Many may doubt that it is possible to reduce all the various tips and guidelines on successful trading in contracts for difference (CFDs) to just three overarching and all-important CFD rules. Three? you may ask. Why, I have found on-line advice running to five, ten or even more points, so how can you get by with just three CFD trading tips?
As with anything else, three well-chosen rules may be worth any number of less useful tips, especially if they concentrate on the essentials of sound trading behaviour within fairly broad but distinct categories.
The three rules are, of course, connected. For example, getting your timing right ought to be a direct consequence both of your preparation and your ability to behave logically in the market. An ill-prepared, over-emotional trader is unlikely to time their trades successfully. None of these three rules is an optional extra, all need to fit together in a smoothly-running and efficient trading style.
Laying the groundwork
You won’t need telling that, before plunging into CFD trading, you need to get a firm grasp of what it is, how it works, what the costs are likely to be, how to go about it and what, if successful, are likely to be the benefits to you. But painstaking, thorough preparation is about much more than this.
Why are you considering trading CFDs? Do you have the right mentality for a trader? We tend to the view that the majority of people, properly prepared and focused, have the potential to trade successfully, but preparation is key.
Then there is the market itself. Which assets are you planning to trade, and how much do you know about them? If the answer is “not much”, then the time for deep research is now, before you go into the market.
Trial and error is not an advisable learning strategy, and it can be very expensive.
Read widely on the assets you plan to trade: their past behaviour, the current factors affecting their prices, likely future developments. You want to trade oil. When’s the next summit meeting of the oil producing states and what is it likely to decide in terms of production limits?
Finally, and critically, put all your preparation into drawing up an investment plan, one that details what you intend to trade, how you expect the trade to work out and what limits you set on each trade in terms of upsides and downsides.
Logical behaviour: a trader’s best friend
Your investment plan leads us neatly to the second of our golden rules, the absolute need for logical behaviour when trading in the market. You may think this is unnecessary advice, that you would keep a clear head at all times and act as a cool, unemotional trader with a gimlet eye for both profit and loss.
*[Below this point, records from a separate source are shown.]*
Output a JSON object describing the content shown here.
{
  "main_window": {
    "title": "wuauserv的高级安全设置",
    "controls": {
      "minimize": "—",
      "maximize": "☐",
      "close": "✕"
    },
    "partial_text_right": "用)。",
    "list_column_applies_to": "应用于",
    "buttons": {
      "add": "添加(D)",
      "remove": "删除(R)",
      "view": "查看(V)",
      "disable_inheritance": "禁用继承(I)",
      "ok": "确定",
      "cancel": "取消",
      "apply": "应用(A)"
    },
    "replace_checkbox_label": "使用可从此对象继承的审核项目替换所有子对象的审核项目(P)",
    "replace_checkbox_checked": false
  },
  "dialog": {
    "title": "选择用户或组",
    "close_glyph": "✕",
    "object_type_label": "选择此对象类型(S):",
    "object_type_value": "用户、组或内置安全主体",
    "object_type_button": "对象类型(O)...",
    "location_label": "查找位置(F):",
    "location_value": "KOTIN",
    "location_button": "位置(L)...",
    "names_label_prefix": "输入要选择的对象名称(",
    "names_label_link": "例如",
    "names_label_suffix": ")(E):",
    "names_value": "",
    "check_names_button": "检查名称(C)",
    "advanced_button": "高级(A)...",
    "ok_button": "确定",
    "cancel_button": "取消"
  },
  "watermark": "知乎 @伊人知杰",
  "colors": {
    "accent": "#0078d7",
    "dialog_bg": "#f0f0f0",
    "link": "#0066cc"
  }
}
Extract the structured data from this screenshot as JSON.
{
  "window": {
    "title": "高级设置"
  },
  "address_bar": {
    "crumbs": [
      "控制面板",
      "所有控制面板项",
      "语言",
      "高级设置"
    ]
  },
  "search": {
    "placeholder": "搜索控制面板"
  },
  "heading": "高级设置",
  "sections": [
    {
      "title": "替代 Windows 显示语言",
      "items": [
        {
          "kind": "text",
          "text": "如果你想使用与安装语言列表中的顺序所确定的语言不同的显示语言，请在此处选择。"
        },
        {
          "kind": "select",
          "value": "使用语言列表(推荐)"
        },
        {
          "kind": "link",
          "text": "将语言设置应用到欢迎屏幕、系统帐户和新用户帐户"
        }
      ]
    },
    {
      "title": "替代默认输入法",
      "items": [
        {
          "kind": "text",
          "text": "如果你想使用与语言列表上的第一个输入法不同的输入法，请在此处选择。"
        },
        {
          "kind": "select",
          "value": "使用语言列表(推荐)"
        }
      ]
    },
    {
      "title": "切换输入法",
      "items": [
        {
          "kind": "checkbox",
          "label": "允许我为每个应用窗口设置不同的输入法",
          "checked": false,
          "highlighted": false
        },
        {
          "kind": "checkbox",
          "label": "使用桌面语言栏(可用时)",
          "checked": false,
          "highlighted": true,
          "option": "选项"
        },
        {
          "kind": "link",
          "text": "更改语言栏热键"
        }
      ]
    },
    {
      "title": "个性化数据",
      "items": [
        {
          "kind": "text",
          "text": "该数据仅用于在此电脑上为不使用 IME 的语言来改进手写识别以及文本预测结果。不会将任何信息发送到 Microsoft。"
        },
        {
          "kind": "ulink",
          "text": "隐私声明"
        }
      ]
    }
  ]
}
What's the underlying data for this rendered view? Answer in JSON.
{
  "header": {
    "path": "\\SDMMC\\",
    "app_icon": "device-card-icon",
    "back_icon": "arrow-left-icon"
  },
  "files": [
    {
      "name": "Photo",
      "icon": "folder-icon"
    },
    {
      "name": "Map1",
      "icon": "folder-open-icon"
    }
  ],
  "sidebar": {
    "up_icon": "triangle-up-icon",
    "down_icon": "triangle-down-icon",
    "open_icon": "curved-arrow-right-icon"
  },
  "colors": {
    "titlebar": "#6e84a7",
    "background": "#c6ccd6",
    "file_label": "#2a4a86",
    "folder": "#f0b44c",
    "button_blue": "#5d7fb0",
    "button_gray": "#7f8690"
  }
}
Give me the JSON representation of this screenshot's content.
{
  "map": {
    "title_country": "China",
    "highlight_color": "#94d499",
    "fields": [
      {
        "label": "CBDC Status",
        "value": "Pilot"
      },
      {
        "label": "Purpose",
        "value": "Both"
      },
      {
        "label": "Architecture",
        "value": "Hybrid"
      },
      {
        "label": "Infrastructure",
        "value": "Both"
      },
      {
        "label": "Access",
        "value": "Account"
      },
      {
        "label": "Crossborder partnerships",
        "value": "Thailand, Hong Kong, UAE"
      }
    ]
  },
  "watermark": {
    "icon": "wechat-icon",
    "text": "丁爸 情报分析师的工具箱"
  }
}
Really? It is surprising how many times traders fall into one of three major types of illogical behaviour.
The first is to assume that their trade “owes them”, that it has to “come good” and that hanging on will be rewarded. In plain language, forget it. Your trade neither knows nor cares about your loyalty to it. It has no idea what you paid to enter it and no interest in what you take out of it.
The second is, in some ways, the mirror-image of the first, the mistaken belief in “hot streaks” and your ability to continue to ride them. Set yourself a target for gains and sell when that target has been achieved. If exiting an apparently-endless winning run seems too painful, just remind yourself that the professional traders may well be long gone.
What do they know that you don’t?
Third and finally, blurring the line between trading and gambling is a sure-fire way to leave your logic at the door and lose money. Trading is about the careful apportioning of your resources to different assets and trades. Gambling – the “everything on red” mentality – may succeed in James Bond films and similar, but it has no place in serious trading.
Watching the clock
Timing is everything – in acting, in comedy, in military strategy…and in trading. You may be 100% right about the prospects for the yen, the gold price or the Frankfurt stock market, but piling in, or out, at the wrong time means your brilliant forecasting will count for nothing and, no, you won’t be “owed” anything by the market because of your prescience (see the previous section on logical behaviour).
While not a cast-iron rule, this is a good general principle.
To sum up, our three rules are broad umbrella headings with a number of topics beneath each of them. Taken together, we believe, they provide some key principles of successful CFD trading strategies.